Similarly, Ms. Moss-Buchanan's Statement of Additional
Facts,*fn7 which she further relies upon in support of her
argument that there is a genuine issue of fact warranting trial,
fails to cite to any record evidence. Ms. Moss-Buchanan's
affidavit was, however, submitted at the same time as her
Statement of Additional Facts, and is virtually identical to her
Statement of Additional Facts, except that her affidavit refers
to herself in the first person, not the third person.
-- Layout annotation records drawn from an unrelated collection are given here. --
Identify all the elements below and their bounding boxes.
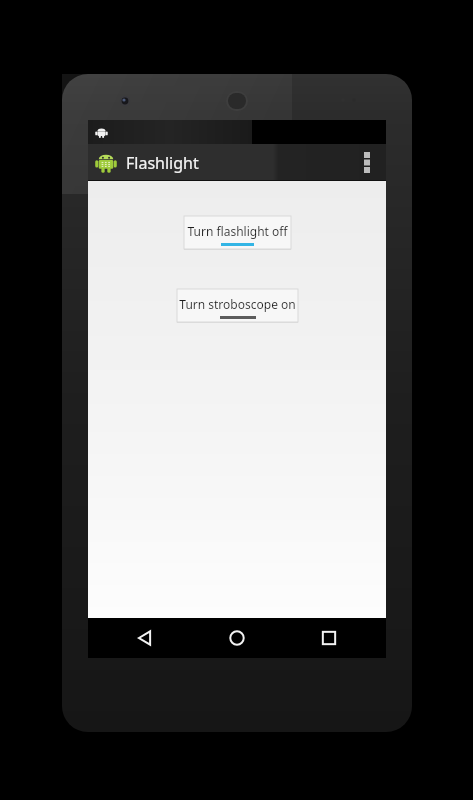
staticText: Turn flashlight off	[187, 223, 288, 239]
button[interactable]: Recent apps	[294, 618, 364, 658]
staticText: Flashlight	[126, 152, 199, 174]
staticText: Turn stroboscope on	[179, 296, 296, 312]
button[interactable]: Back	[110, 618, 180, 658]
button[interactable]: More options	[354, 144, 380, 181]
button[interactable]: Turn flashlight off	[184, 216, 291, 249]
button[interactable]: Home	[202, 618, 272, 658]
button[interactable]: Turn stroboscope on	[177, 289, 298, 322]
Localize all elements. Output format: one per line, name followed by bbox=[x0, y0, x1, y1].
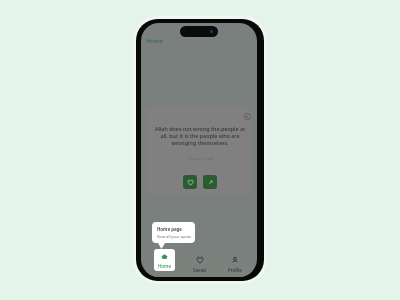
staticText: Home bbox=[146, 37, 163, 45]
staticText: Home bbox=[158, 263, 171, 269]
staticText: [Quran 10:44] bbox=[187, 156, 214, 162]
staticText: Profile bbox=[228, 267, 242, 273]
button[interactable]: Saved bbox=[181, 252, 217, 277]
staticText: Allah does not wrong the people at all, … bbox=[150, 125, 250, 146]
button[interactable]: Like bbox=[183, 175, 197, 189]
button[interactable]: Profile bbox=[217, 252, 253, 277]
button[interactable]: Home bbox=[154, 249, 175, 271]
button[interactable]: Info bbox=[242, 111, 252, 121]
staticText: View all your quote bbox=[157, 234, 191, 239]
button[interactable]: Share bbox=[203, 175, 217, 189]
button[interactable] bbox=[146, 252, 181, 277]
staticText: Saved bbox=[193, 267, 206, 273]
staticText: Home page bbox=[157, 226, 182, 232]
Ms. Moss-Buchanan's affidavit (and Statement of Additional Facts) identifies the terminated employees and their races;
identifies the employees who selected the non-union employees for
termination and their races; claims that she was effectively
replaced by an employee making more money than she; and notes
that two of the four project coordinators who remained with the
DOR were white, had less years experience than her, and (on
average) earned more money than Plaintiff. This evidence,
Plaintiff claims, necessarily defeats Defendant's Motion for
However, Ms. Moss-Buchanan's affidavit is insufficient to
create a genuine issue of fact because it is self-serving and
lacking in personal knowledge. Therefore, she has submitted no
admissible evidence that would permit the Court to infer that
similarly situated, non-African-American employees were not
terminated and that Defendant's proffered explanation for
terminating Ms. Moss-Buchanan was merely a pretext for
Rule 56(e) states that affidavits opposing summary judgment
motions "shall be made on personal knowledge, shall set forth
such facts as would be admissible in evidence, and shall show
affirmatively that the affiant is competent to testify to the
matters stated therein." Fed R. Civ. P. 56(e). Ms. Moss-Buchanan
fails to demonstrate how she has personal knowledge as to 1)
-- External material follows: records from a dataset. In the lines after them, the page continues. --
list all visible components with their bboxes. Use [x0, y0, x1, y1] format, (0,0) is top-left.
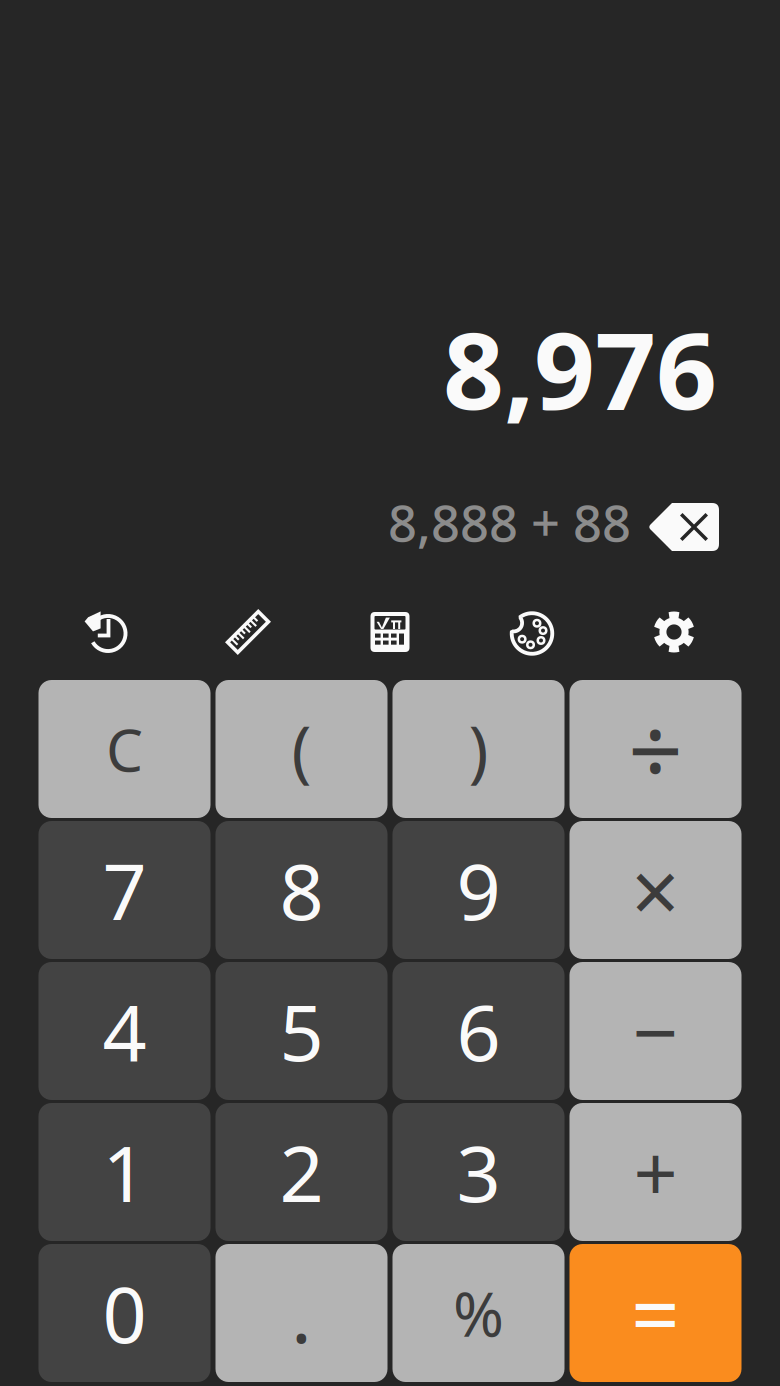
button[interactable]: =: [570, 1244, 742, 1382]
button[interactable]: Settings: [603, 597, 745, 661]
button[interactable]: Themes: [461, 597, 603, 661]
button[interactable]: 4: [38, 962, 210, 1100]
staticText: −: [632, 978, 678, 1084]
button[interactable]: C: [38, 680, 210, 818]
staticText: ÷: [628, 685, 683, 813]
button[interactable]: ÷: [570, 680, 742, 818]
button[interactable]: ×: [570, 821, 742, 959]
staticText: 1: [102, 1121, 146, 1223]
staticText: 8,976: [443, 297, 717, 439]
button[interactable]: 9: [392, 821, 564, 959]
button[interactable]: Unit converter: [177, 597, 319, 661]
button[interactable]: 2: [216, 1103, 388, 1241]
button[interactable]: Scientific calculator: [319, 597, 461, 661]
staticText: 9: [456, 839, 500, 941]
staticText: 8: [280, 839, 324, 941]
staticText: %: [453, 1272, 504, 1354]
button[interactable]: ): [392, 680, 564, 818]
button[interactable]: 3: [392, 1103, 564, 1241]
button[interactable]: 6: [392, 962, 564, 1100]
button[interactable]: History: [35, 597, 177, 661]
button[interactable]: 7: [38, 821, 210, 959]
staticText: 4: [102, 980, 146, 1082]
staticText: 2: [280, 1121, 324, 1223]
staticText: 7: [102, 839, 146, 941]
button[interactable]: .: [216, 1244, 388, 1382]
button[interactable]: +: [570, 1103, 742, 1241]
button[interactable]: Delete: [648, 493, 719, 551]
staticText: +: [634, 1121, 678, 1223]
staticText: C: [106, 710, 143, 788]
button[interactable]: 0: [38, 1244, 210, 1382]
staticText: 6: [456, 980, 500, 1082]
staticText: (: [292, 705, 312, 793]
staticText: 5: [280, 980, 324, 1082]
staticText: 0: [102, 1262, 146, 1364]
button[interactable]: 8: [216, 821, 388, 959]
staticText: ): [468, 705, 488, 793]
button[interactable]: (: [216, 680, 388, 818]
button[interactable]: −: [570, 962, 742, 1100]
staticText: 3: [456, 1121, 500, 1223]
staticText: 8,888 + 88: [388, 488, 631, 556]
button[interactable]: 1: [38, 1103, 210, 1241]
staticText: ×: [631, 833, 680, 947]
button[interactable]: 5: [216, 962, 388, 1100]
staticText: =: [631, 1256, 680, 1370]
button[interactable]: %: [392, 1244, 564, 1382]
staticText: .: [291, 1262, 312, 1364]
which employees participated in the selection of which non-union employees to terminate, 2) which employees assumed her
responsibilities after her termination; and 3) the race, salaries
and years of service of the remaining employees. Instead, Ms.
Moss-Buchanan's affidavit is nothing more than a self-serving
affidavit, lacking factual support in the record. As the Seventh
Circuit has explained, such affidavits will not defeat a motion
for summary judgment:
Conclusory Statements, unsupported by the evidence of
record, are insufficient to avoid summary judgment. . . .
`Rule 56 demands something more specific than the
bald assertion of the general truth of a particular
matter . . . rather it requires affidavits that cite
specific concrete facts establishing the existence of
the truth of the matter asserted. . . . We require
that the party opposing the motion take reasonable
steps to provide the district court sufficient
evidence to create a genuine issue of material fact.
Albiero v. City of Kankakee, 246 F.3d 927
, 933 (7th Cir.
2001) (quotations and citation omitted.) (Noting that the
plaintiff's submission of a self-serving affidavit could not take
the place of submit photographs, independent inspection report,
or other independent evidence.)
Finally, Ms. Moss-Buchanan's Statement of Additional Facts is
deficient, even though it was submitted with her affidavit,
because it fails to comply with Local Rule 56.1 by specifically
citing to record evidence.
Therefore, the Court finds that there is no genuine issue of
material fact that Defendant terminated Ms. Moss-Buchanan as a
part of its reduction in workforce, because of her middle management position and her salary, and not because of her race.
For the reasons set forth above, the Court finds that there is
no genuine issue of material fact that Defendant's decision to
terminate Plaintiffs was motivated by racial animus. Accordingly,
the Court grants the City's Motion for Summary Judgment.